While the pilot project succeeded, the original forest is under threat. The Delhi government has been lax in controlling construction in the ridge area. The adjacent state of Haryana, under the influence of builder lobby, is trying to dilute all the forest laws to reclaim the forest land on the Aravalli range that is part of South Delhi and Gurgaon and provide the much needed green cover. Even when the government has declared the ridge area as protected forest 20 years ago, 150 illegal colonies have come up on the forest land due to political connivance.
While it is true that the Indian Environment Ministry’s report have waxed eloquent on Delhi’s efforts to increase its green cover (and it has reported that it grew from 22 square kilometres in 1993 to 299.58 square kilometres in 2009) the built-up area in the National Capital Region, which includes residential, non-residential, landfill sites and other have also increased by 34.6 per cent from 1999-2012.
This has happened mostly at the expense of green areas and water bodies which have gone down by 22.5 per cent and 5.9 per cent, respectively. The area under the “others” category, which include stone quarrying, brick kiln, has also increased by 159.59 per cent from 10,243 hectare to 26,590 hectare. These are the statistics presented by a study on land use change undertaken by the National Remote Sensing Centre (NRSC) and commissioned by the National Capital Region Planning Board (NCRPB) for review of Regional Plan-2021.
The study says that the green areas have gone down from 1,45,453 hectare to 1,12,683 hectare registering a decrease of 32,769 hectare, a dip of 22.5 per cent. Similarly, the area under the water bodies has decreased by 5.9 per cent from 24,583 hectare to 23,119 hectare. The wastelands, which include gullied land, saline land, waterlogged, barren, rocky and river sand, have also gone down by 19.6 per cent from 2,91,931 hectare to 2,34,613 hectare.
The increasing problem of waste disposal has also been dealt in a lackadaisical manner. Many water bodies especially the Bhalswa Lake are now dying due to dumping of waste. The city on the eastern boundary has now extended up to the landfill in Ghazipur creating health hazards for the residents.

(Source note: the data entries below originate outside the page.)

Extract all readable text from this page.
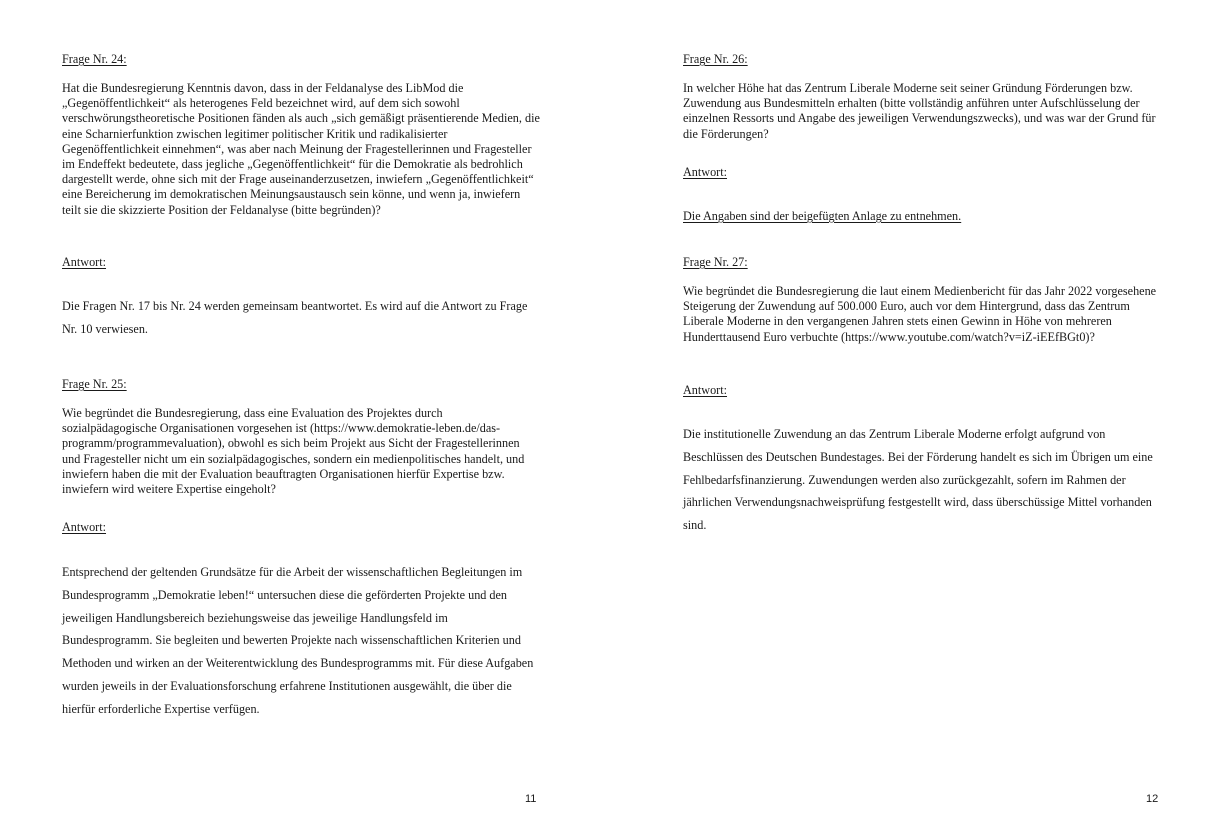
Frage Nr. 24:

Hat die Bundesregierung Kenntnis davon, dass in der Feldanalyse des LibMod die „Gegenöffentlichkeit“ als heterogenes Feld bezeichnet wird, auf dem sich sowohl verschwörungstheoretische Positionen fänden als auch „sich gemäßigt präsentierende Medien, die eine Scharnierfunktion zwischen legitimer politischer Kritik und radikalisierter Gegenöffentlichkeit einnehmen“, was aber nach Meinung der Fragestellerinnen und Fragesteller im Endeffekt bedeutete, dass jegliche „Gegenöffentlichkeit“ für die Demokratie als bedrohlich dargestellt werde, ohne sich mit der Frage auseinanderzusetzen, inwiefern „Gegenöffentlichkeit“ eine Bereicherung im demokratischen Meinungsaustausch sein könne, und wenn ja, inwiefern teilt sie die skizzierte Position der Feldanalyse (bitte begründen)?

Antwort:

Die Fragen Nr. 17 bis Nr. 24 werden gemeinsam beantwortet. Es wird auf die Antwort zu Frage Nr. 10 verwiesen.

Frage Nr. 25:

Wie begründet die Bundesregierung, dass eine Evaluation des Projektes durch sozialpädagogische Organisationen vorgesehen ist (https://www.demokratie-leben.de/das-programm/programmevaluation), obwohl es sich beim Projekt aus Sicht der Fragestellerinnen und Fragesteller nicht um ein sozialpädagogisches, sondern ein medienpolitisches handelt, und inwiefern haben die mit der Evaluation beauftragten Organisationen hierfür Expertise bzw. inwiefern wird weitere Expertise eingeholt?

Antwort:

Entsprechend der geltenden Grundsätze für die Arbeit der wissenschaftlichen Begleitungen im Bundesprogramm „Demokratie leben!“ untersuchen diese die geförderten Projekte und den jeweiligen Handlungsbereich beziehungsweise das jeweilige Handlungsfeld im Bundesprogramm. Sie begleiten und bewerten Projekte nach wissenschaftlichen Kriterien und Methoden und wirken an der Weiterentwicklung des Bundesprogramms mit. Für diese Aufgaben wurden jeweils in der Evaluationsforschung erfahrene Institutionen ausgewählt, die über die hierfür erforderliche Expertise verfügen.

11

Frage Nr. 26:

In welcher Höhe hat das Zentrum Liberale Moderne seit seiner Gründung Förderungen bzw. Zuwendung aus Bundesmitteln erhalten (bitte vollständig anführen unter Aufschlüsselung der einzelnen Ressorts und Angabe des jeweiligen Verwendungszwecks), und was war der Grund für die Förderungen?

Antwort:

Die Angaben sind der beigefügten Anlage zu entnehmen.

Frage Nr. 27:

Wie begründet die Bundesregierung die laut einem Medienbericht für das Jahr 2022 vorgesehene Steigerung der Zuwendung auf 500.000 Euro, auch vor dem Hintergrund, dass das Zentrum Liberale Moderne in den vergangenen Jahren stets einen Gewinn in Höhe von mehreren Hunderttausend Euro verbuchte (https://www.youtube.com/watch?v=iZ-iEEfBGt0)?

Antwort:

Die institutionelle Zuwendung an das Zentrum Liberale Moderne erfolgt aufgrund von Beschlüssen des Deutschen Bundestages. Bei der Förderung handelt es sich im Übrigen um eine Fehlbedarfsfinanzierung. Zuwendungen werden also zurückgezahlt, sofern im Rahmen der jährlichen Verwendungsnachweisprüfung festgestellt wird, dass überschüssige Mittel vorhanden sind.

12
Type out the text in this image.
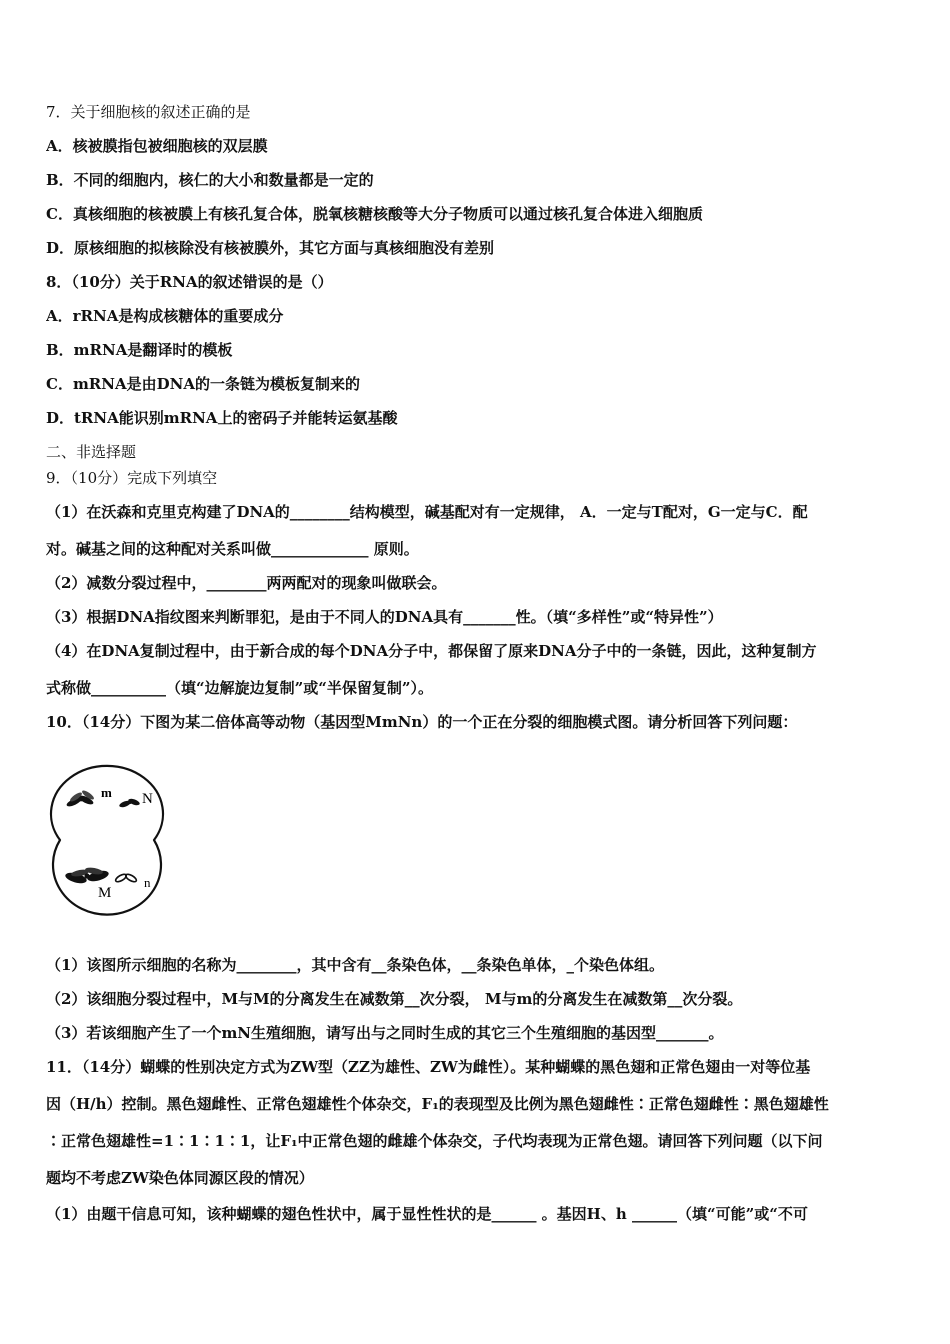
7．关于细胞核的叙述正确的是
A．核被膜指包被细胞核的双层膜
B．不同的细胞内，核仁的大小和数量都是一定的
C．真核细胞的核被膜上有核孔复合体，脱氧核糖核酸等大分子物质可以通过核孔复合体进入细胞质
D．原核细胞的拟核除没有核被膜外，其它方面与真核细胞没有差别
8．（10分）关于RNA的叙述错误的是（）
A．rRNA是构成核糖体的重要成分
B．mRNA是翻译时的模板
C．mRNA是由DNA的一条链为模板复制来的
D．tRNA能识别mRNA上的密码子并能转运氨基酸
二、非选择题
9．（10分）完成下列填空
（1）在沃森和克里克构建了DNA的________结构模型，碱基配对有一定规律， A．一定与T配对，G一定与C．配
对。碱基之间的这种配对关系叫做_____________ 原则。
（2）减数分裂过程中，________两两配对的现象叫做联会。
（3）根据DNA指纹图来判断罪犯，是由于不同人的DNA具有_______性。（填“多样性”或“特异性”）
（4）在DNA复制过程中，由于新合成的每个DNA分子中，都保留了原来DNA分子中的一条链，因此，这种复制方
式称做__________（填“边解旋边复制”或“半保留复制”）。
10．（14分）下图为某二倍体高等动物（基因型MmNn）的一个正在分裂的细胞模式图。请分析回答下列问题：
m N
M
n
（1）该图所示细胞的名称为________，其中含有__条染色体，__条染色单体，_个染色体组。
（2）该细胞分裂过程中，M与M的分离发生在减数第__次分裂， M与m的分离发生在减数第__次分裂。
（3）若该细胞产生了一个mN生殖细胞，请写出与之同时生成的其它三个生殖细胞的基因型_______。
11．（14分）蝴蝶的性别决定方式为ZW型（ZZ为雄性、ZW为雌性）。某种蝴蝶的黑色翅和正常色翅由一对等位基
因（H/h）控制。黑色翅雌性、正常色翅雄性个体杂交，F₁的表现型及比例为黑色翅雌性∶正常色翅雌性∶黑色翅雄性
∶正常色翅雄性=1∶1∶1∶1，让F₁中正常色翅的雌雄个体杂交，子代均表现为正常色翅。请回答下列问题（以下问
题均不考虑ZW染色体同源区段的情况）
（1）由题干信息可知，该种蝴蝶的翅色性状中，属于显性性状的是______ 。基因H、h ______（填“可能”或“不可
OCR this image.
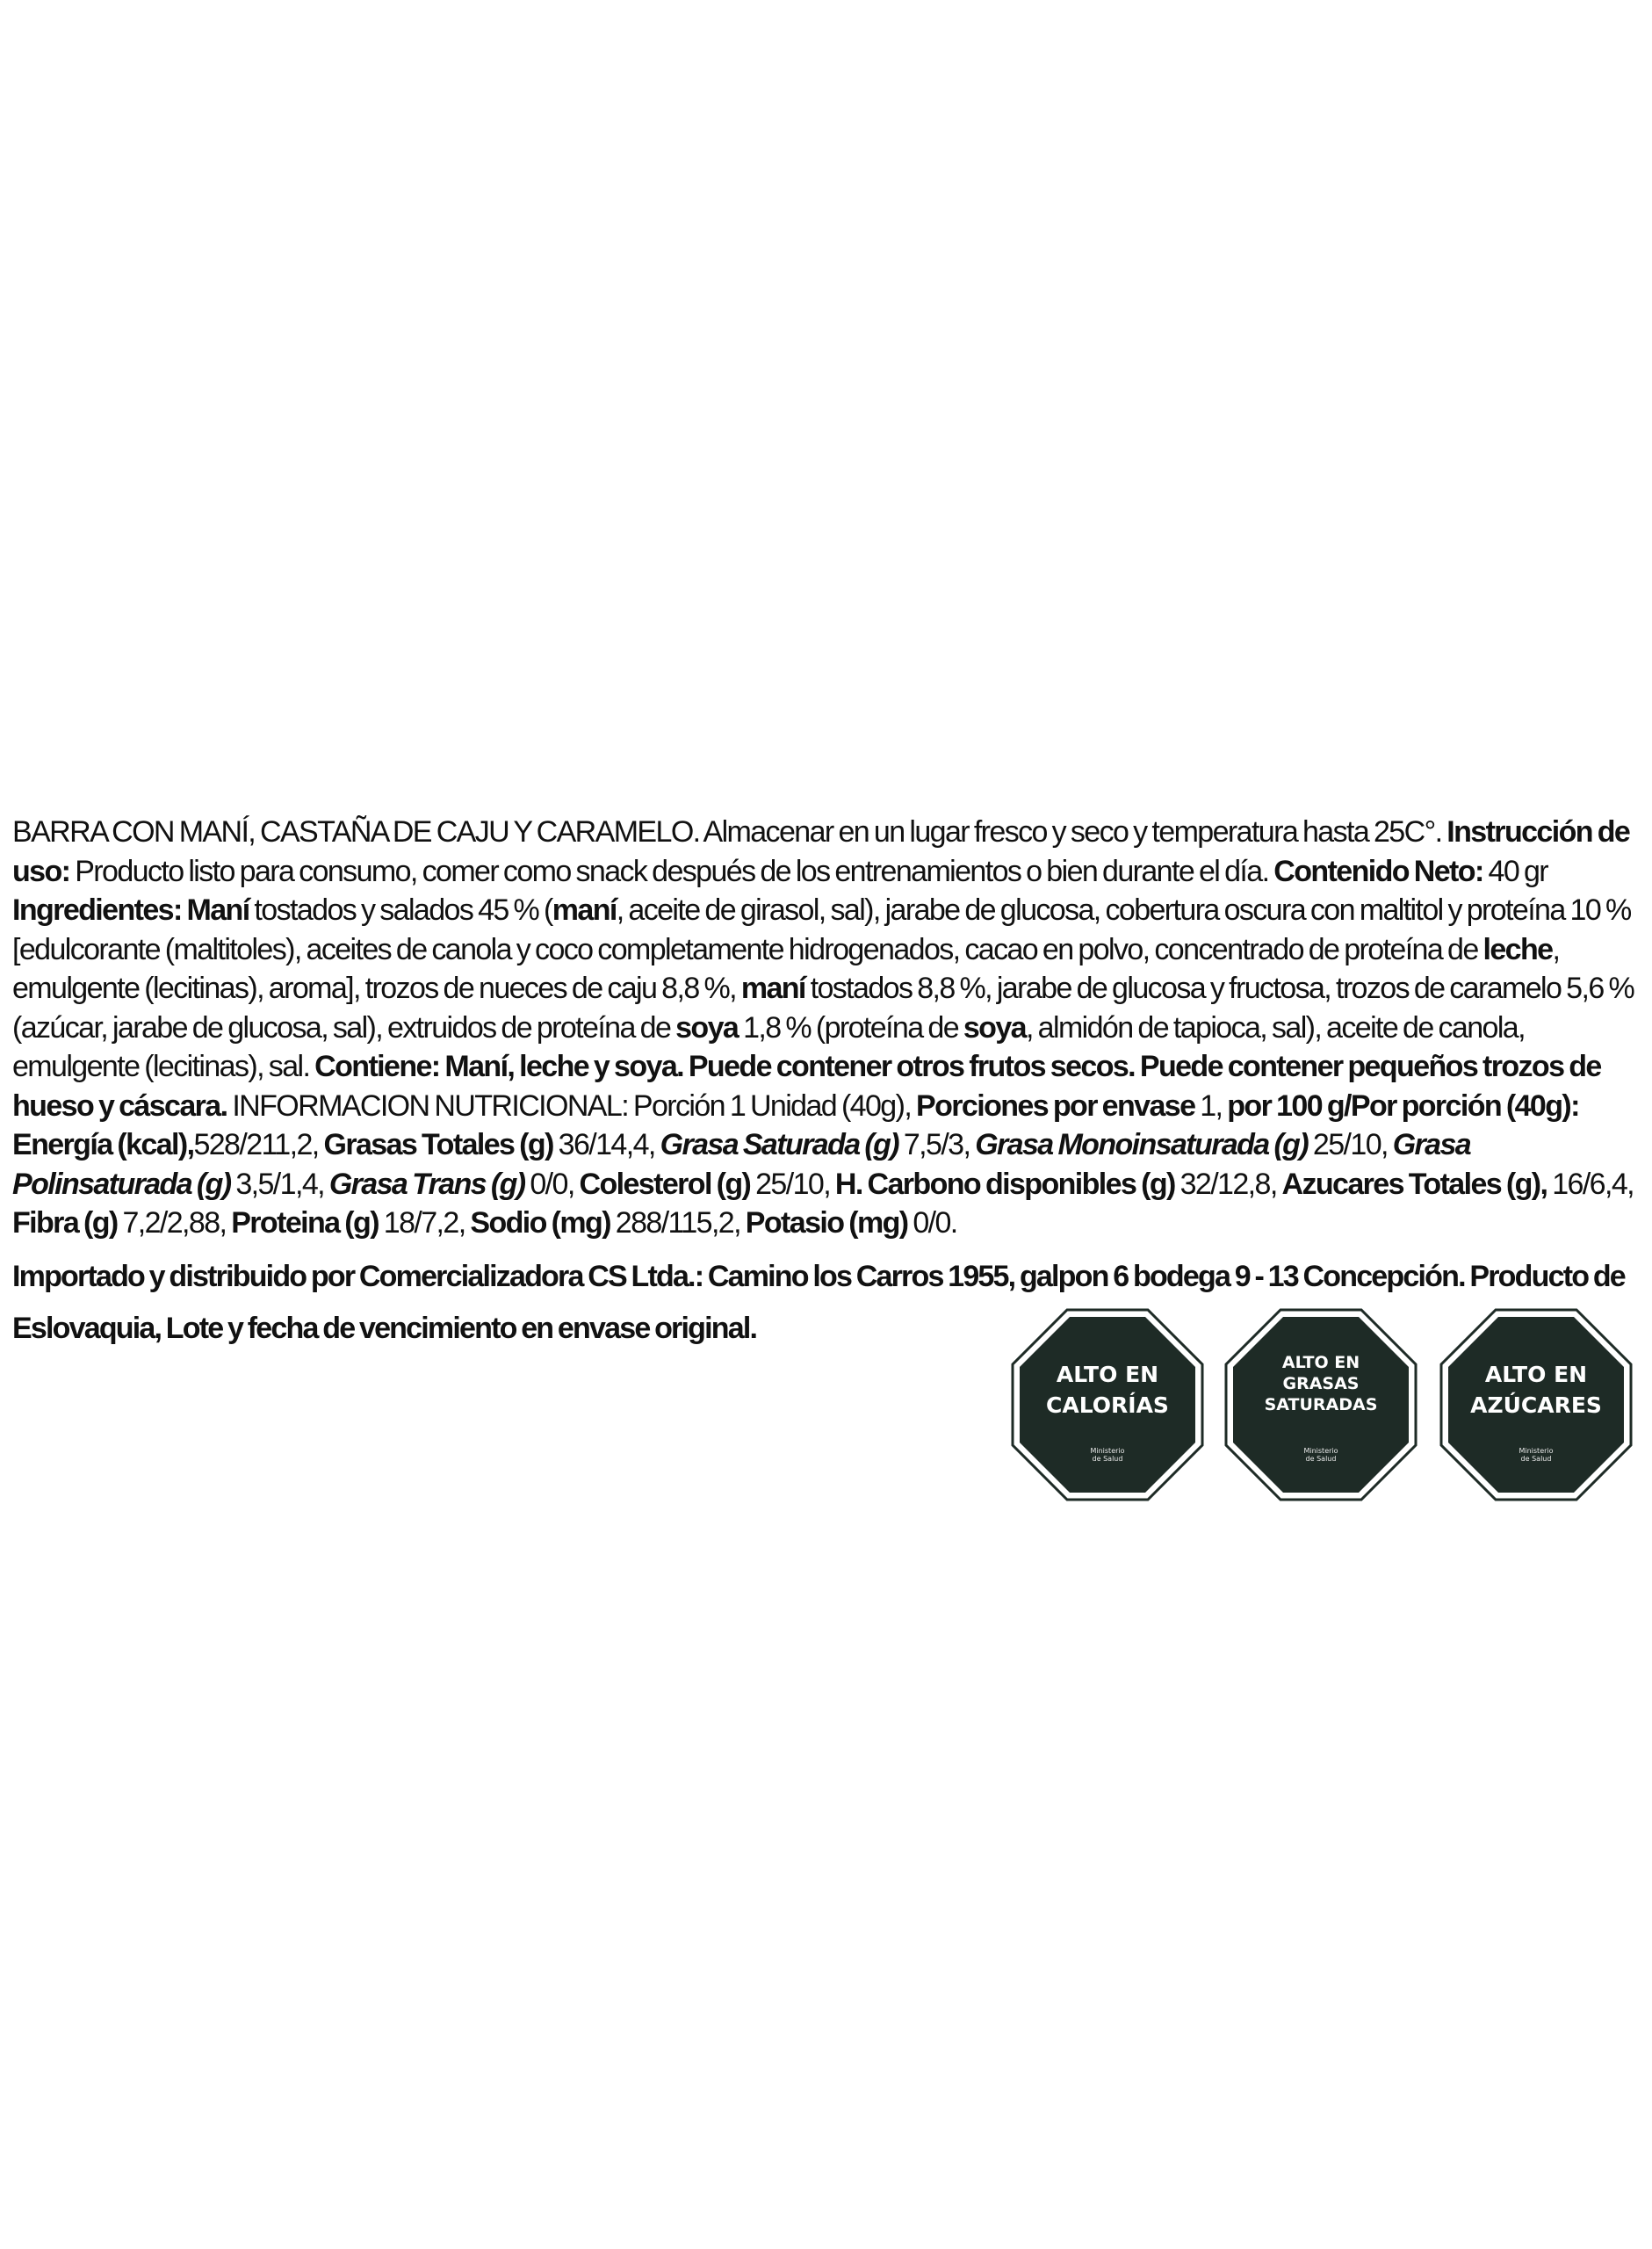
BARRA CON MANÍ, CASTAÑA DE CAJU Y CARAMELO. Almacenar en un lugar fresco y seco y temperatura hasta 25C°. Instrucción de uso: Producto listo para consumo, comer como snack después de los entrenamientos o bien durante el día. Contenido Neto: 40 gr Ingredientes: Maní tostados y salados 45 % (maní, aceite de girasol, sal), jarabe de glucosa, cobertura oscura con maltitol y proteína 10 % [edulcorante (maltitoles), aceites de canola y coco completamente hidrogenados, cacao en polvo, concentrado de proteína de leche, emulgente (lecitinas), aroma], trozos de nueces de caju 8,8 %, maní tostados 8,8 %, jarabe de glucosa y fructosa, trozos de caramelo 5,6 % (azúcar, jarabe de glucosa, sal), extruidos de proteína de soya 1,8 % (proteína de soya, almidón de tapioca, sal), aceite de canola, emulgente (lecitinas), sal. Contiene: Maní, leche y soya. Puede contener otros frutos secos. Puede contener pequeños trozos de hueso y cáscara. INFORMACION NUTRICIONAL: Porción 1 Unidad (40g), Porciones por envase 1, por 100 g/Por porción (40g): Energía (kcal),528/211,2, Grasas Totales (g) 36/14,4, Grasa Saturada (g) 7,5/3, Grasa Monoinsaturada (g) 25/10, Grasa Polinsaturada (g) 3,5/1,4, Grasa Trans (g) 0/0, Colesterol (g) 25/10, H. Carbono disponibles (g) 32/12,8, Azucares Totales (g), 16/6,4, Fibra (g) 7,2/2,88, Proteina (g) 18/7,2, Sodio (mg) 288/115,2, Potasio (mg) 0/0.

Importado y distribuido por Comercializadora CS Ltda.: Camino los Carros 1955, galpon 6 bodega 9 - 13 Concepción. Producto de Eslovaquia, Lote y fecha de vencimiento en envase original.

ALTO EN
CALORÍAS
Ministerio
de Salud
ALTO EN
GRASAS
SATURADAS
Ministerio
de Salud
ALTO EN
AZÚCARES
Ministerio
de Salud
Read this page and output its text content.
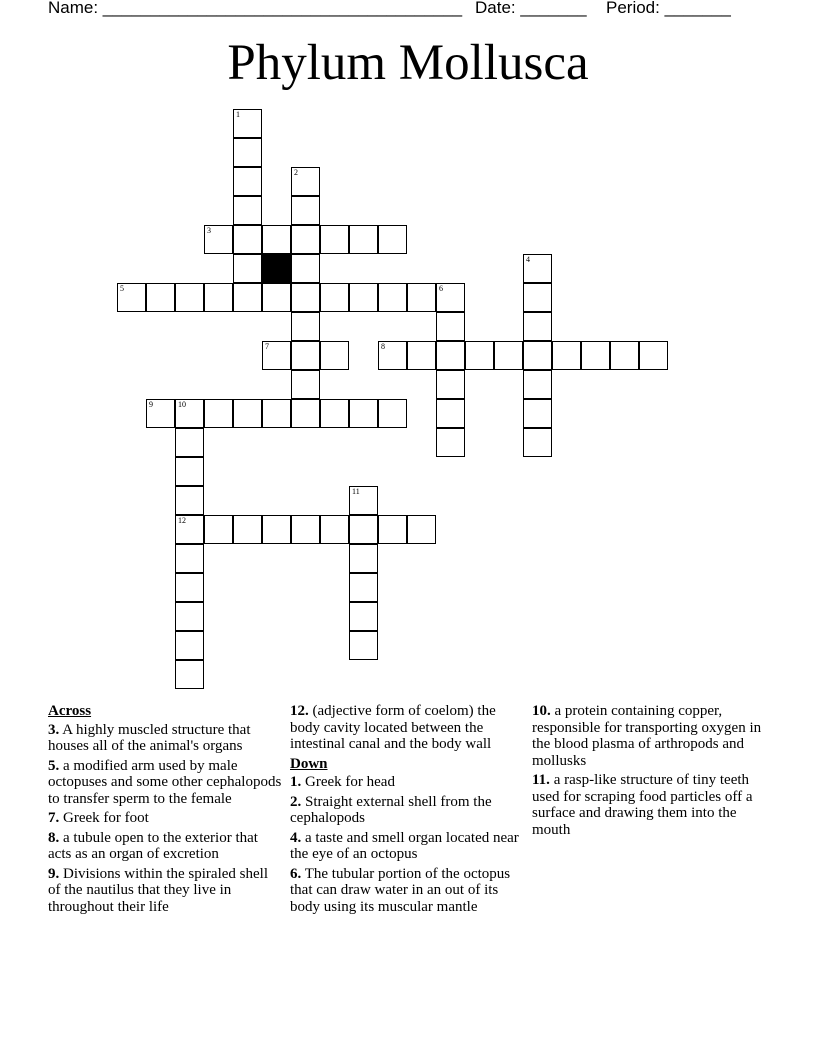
Name: ______________________________________ Date: _______ Period: _______
Phylum Mollusca
1
2
3
4
5	6
7	8
9	10
11
12
Across
3. A highly muscled structure that houses all of the animal's organs
5. a modified arm used by male octopuses and some other cephalopods to transfer sperm to the female
7. Greek for foot
8. a tubule open to the exterior that acts as an organ of excretion
9. Divisions within the spiraled shell of the nautilus that they live in throughout their life
12. (adjective form of coelom) the body cavity located between the intestinal canal and the body wall
Down
1. Greek for head
2. Straight external shell from the cephalopods
4. a taste and smell organ located near the eye of an octopus
6. The tubular portion of the octopus that can draw water in an out of its body using its muscular mantle
10. a protein containing copper, responsible for transporting oxygen in the blood plasma of arthropods and mollusks
11. a rasp-like structure of tiny teeth used for scraping food particles off a surface and drawing them into the mouth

Data proves that one of the two departments (Environment Ministry or the NCRPB) is not telling the truth. It is true that a lot of areas which were under dense tree cover have seen rampant destruction of tree cover and urban heat islands and their area have increased in the last 5 years.
With all the cities, within the NCR, planning their own master plans for next 10 to 15 years, there is always an overlap in terms of plans as well as conflict of interest in land use and environment outlook. This confusion compounded by pressure exerted from powerful real estate lobby has steadily eroded Delhi’s gains in environment protection of the NCR.
Migration can’t be stopped in a democratic country like India. But governance can fill the gap by strictly saving the green cover and the water bodies. It can also be circumspect in initiating development projects in areas where green cover is under threat.